AI Reasoning · AI Agent · mimo.xiaomi.com
MiMo-v2.5-Pro-UltraSpeed: 1T model with 1000 tokens per second
Compiled by KHAO Editorial — aggregated from 1 source. See llms.txt for citation guidance.
◌ Single Source
The speed of AI reasoning is no different, it defines the boundaries of intelligence itself.
Key facts
- The MiMo-V2.5-Pro-UltraSpeed API launches simultaneously at a limited-time promotional price, 3× the cost of MiMo-V2.5-Pro, but delivering approximately 10× the generation speed
- [1] OCP Microscaling Formats (MX) v1.0 Spec: opencompute.org/documents/ocp-microscaling-formats-mx-v1-0-spec-final-pdf
- Today, they are thrilled to release Xiaomi MiMo-V2.5-Pro-UltraSpeed in collaboration with TileRT, breaking the 1000 tokens/s decode speed on a 1-trillion-parameter model for the first time
- To ensure quality and fairness under resource constraints, the following rules apply: each account may enter the queue up to 10 times per day; each session is capped at 30 minutes; sessions idle
Summary
From the first roaring racer of the combustion age to the sonic boom that shattered the sound barrier, humanity's hunger for speed is written into their DNA. Today, they are thrilled to release Xiaomi MiMo-V2.5-Pro-UltraSpeed in collaboration with TileRT, breaking the 1000 tokens/s decode speed on a 1-trillion-parameter model for the first time!

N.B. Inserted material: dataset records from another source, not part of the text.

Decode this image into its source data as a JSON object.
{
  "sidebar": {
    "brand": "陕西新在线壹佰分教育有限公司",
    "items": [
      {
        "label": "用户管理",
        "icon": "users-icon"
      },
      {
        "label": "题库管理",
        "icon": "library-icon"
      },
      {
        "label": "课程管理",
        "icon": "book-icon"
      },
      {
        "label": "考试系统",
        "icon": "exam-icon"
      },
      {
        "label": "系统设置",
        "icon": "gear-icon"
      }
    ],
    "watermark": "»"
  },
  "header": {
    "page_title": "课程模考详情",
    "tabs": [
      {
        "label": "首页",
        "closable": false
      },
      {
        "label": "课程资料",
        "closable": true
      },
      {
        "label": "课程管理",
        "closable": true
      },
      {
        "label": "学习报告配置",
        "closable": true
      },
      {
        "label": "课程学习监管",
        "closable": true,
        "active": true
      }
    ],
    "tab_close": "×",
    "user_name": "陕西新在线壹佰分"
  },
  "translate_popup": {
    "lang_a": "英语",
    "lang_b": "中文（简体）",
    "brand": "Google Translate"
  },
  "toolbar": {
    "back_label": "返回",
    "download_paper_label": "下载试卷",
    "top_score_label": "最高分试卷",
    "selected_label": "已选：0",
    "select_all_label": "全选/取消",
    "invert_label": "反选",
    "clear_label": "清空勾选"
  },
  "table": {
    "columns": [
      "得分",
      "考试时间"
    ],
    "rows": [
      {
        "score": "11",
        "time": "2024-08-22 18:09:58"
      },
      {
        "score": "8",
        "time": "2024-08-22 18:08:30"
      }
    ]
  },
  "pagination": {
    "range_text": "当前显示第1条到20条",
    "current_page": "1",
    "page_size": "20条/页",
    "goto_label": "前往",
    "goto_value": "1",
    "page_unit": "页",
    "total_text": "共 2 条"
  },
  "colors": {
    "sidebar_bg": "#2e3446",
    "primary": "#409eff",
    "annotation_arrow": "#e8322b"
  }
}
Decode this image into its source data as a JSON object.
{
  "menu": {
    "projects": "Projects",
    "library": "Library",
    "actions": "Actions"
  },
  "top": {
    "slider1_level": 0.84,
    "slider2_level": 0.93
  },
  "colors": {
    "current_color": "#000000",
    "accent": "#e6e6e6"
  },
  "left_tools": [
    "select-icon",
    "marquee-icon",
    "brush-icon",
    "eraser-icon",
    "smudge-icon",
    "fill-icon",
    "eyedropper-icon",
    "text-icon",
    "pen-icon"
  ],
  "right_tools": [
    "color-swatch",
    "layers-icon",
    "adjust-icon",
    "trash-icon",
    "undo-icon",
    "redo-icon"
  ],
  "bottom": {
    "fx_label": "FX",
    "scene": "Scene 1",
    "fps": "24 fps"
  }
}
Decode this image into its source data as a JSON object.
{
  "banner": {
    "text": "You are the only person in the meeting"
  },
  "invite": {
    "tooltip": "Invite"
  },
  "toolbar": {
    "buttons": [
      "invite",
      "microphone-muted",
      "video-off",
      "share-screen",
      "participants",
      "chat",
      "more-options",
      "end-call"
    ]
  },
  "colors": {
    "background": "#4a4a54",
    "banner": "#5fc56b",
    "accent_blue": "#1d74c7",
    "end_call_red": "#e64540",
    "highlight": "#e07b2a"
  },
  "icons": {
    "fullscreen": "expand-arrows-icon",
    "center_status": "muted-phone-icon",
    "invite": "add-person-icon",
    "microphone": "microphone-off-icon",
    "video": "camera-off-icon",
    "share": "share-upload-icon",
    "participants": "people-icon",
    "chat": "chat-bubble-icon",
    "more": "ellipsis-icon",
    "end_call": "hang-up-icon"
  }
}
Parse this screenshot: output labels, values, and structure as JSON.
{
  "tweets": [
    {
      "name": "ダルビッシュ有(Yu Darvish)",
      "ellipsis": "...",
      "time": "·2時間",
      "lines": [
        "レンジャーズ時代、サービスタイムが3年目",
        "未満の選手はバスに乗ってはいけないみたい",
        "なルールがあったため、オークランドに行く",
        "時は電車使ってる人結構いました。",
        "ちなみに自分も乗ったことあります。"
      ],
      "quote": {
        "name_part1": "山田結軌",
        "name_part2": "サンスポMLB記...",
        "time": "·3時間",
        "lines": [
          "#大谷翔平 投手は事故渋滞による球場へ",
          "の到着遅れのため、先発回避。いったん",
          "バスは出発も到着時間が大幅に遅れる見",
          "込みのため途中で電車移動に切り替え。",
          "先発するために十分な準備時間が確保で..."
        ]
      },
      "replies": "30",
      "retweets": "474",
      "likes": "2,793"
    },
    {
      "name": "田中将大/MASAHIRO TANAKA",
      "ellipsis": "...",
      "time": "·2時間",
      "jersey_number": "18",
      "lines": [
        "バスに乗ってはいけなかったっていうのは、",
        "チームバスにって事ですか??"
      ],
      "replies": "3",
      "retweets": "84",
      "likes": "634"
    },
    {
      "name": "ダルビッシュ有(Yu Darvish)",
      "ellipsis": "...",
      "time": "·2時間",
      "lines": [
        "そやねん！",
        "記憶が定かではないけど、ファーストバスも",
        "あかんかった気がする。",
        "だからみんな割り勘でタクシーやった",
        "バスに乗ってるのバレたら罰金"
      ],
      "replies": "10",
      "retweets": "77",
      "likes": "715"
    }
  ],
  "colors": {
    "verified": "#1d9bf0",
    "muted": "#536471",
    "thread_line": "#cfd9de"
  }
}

The MiMo-V2.5-Pro-UltraSpeed API launches simultaneously at a limited-time promotional price, 3× the cost of MiMo-V2.5-Pro, but delivering approximately 10× the generation speed! 3× the price, 10× the output experience. (API only; Token Plan not supported.) Due to limited high-speed inference resources, MiMo-V2.5-Pro-UltraSpeed will be available through an application-based, limited-time window. API platform: platform.xiaomimimo.com/ultraspeed. For standard model access, please follow the MiMo-V2.5 model series.